The researchers monitored the development of these cancer cell clones on a phylogenetic tree over time and during treatment. The further the individual clones are apart on the phylogenetic tree, the less related they are and the more unique subclonal mutations they have.
The study revealed that the patients in which only one clone survived treatment and was present at relapse had the best prognosis.
The patients who had cancer cells from several clones but in the same branches of the tumour’s phylogenetic tree had a slightly worse prognosis, but the patients who had cancer cells from clones from several different branches in the phylogenetic tree at relapse had the worst prognosis.
The difference in survival after relapse was almost 1 year.
“Although we expected this, we can now prove it for the first time. This means that we know more about tumours and can help to organise better treatments in the long term,” explains Nicolai Juul Birkbak.
May soon be used in clinical practice
Nicolai Juul Birkbak does not think that phylogenetic ctDNA analyses of blood plasma samples from patients with lung cancer will become part of clinical practice in the immediate future, but he thinks that the technology has so much potential that it will probably be adopted quite quickly, perhaps already within 5–6 years.

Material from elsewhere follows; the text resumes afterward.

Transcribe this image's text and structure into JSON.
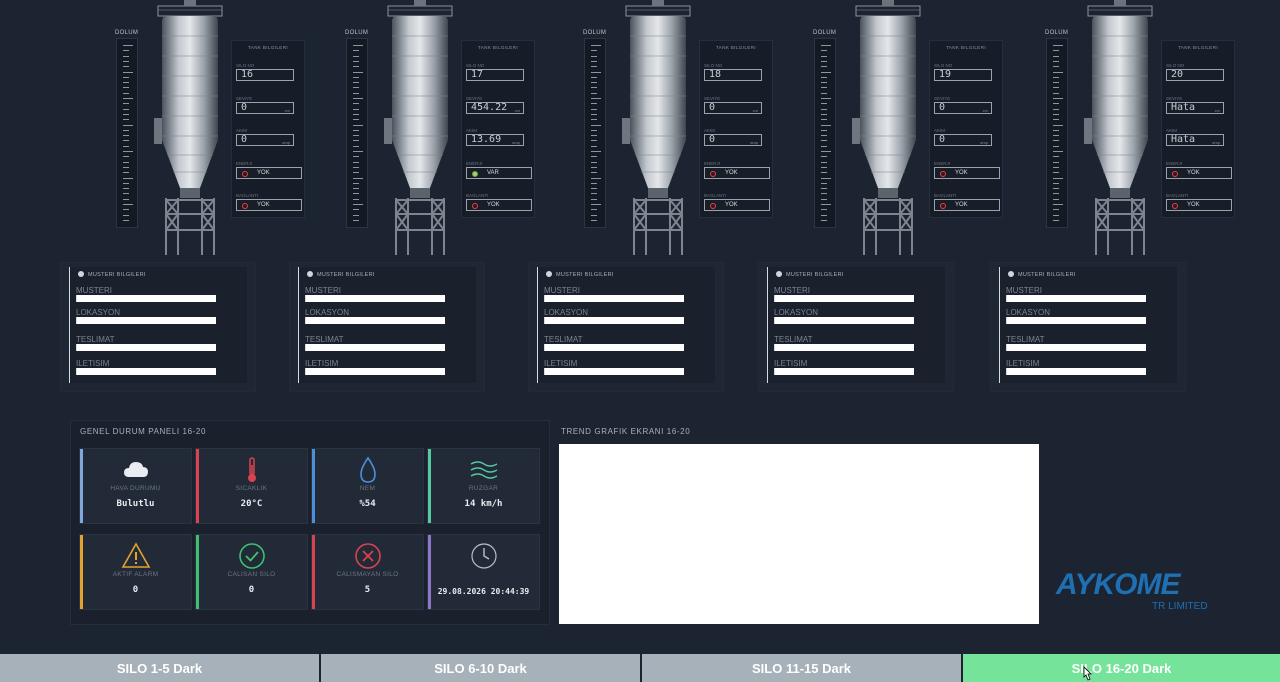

Monitoring the development of the tumours in real time by analysing blood samples for ctDNA will enable doctors to constantly be at the forefront and adjust the treatment according to the results.
For example, one treatment may be really good at knocking out many clones but may not work on others. In this scenario, a doctor can quickly switch and use another more effective drug on the clones that survive.
“So far this is basic research, but this could become promising in a clinical setting,” concludes Nicolai Juul Birkbak.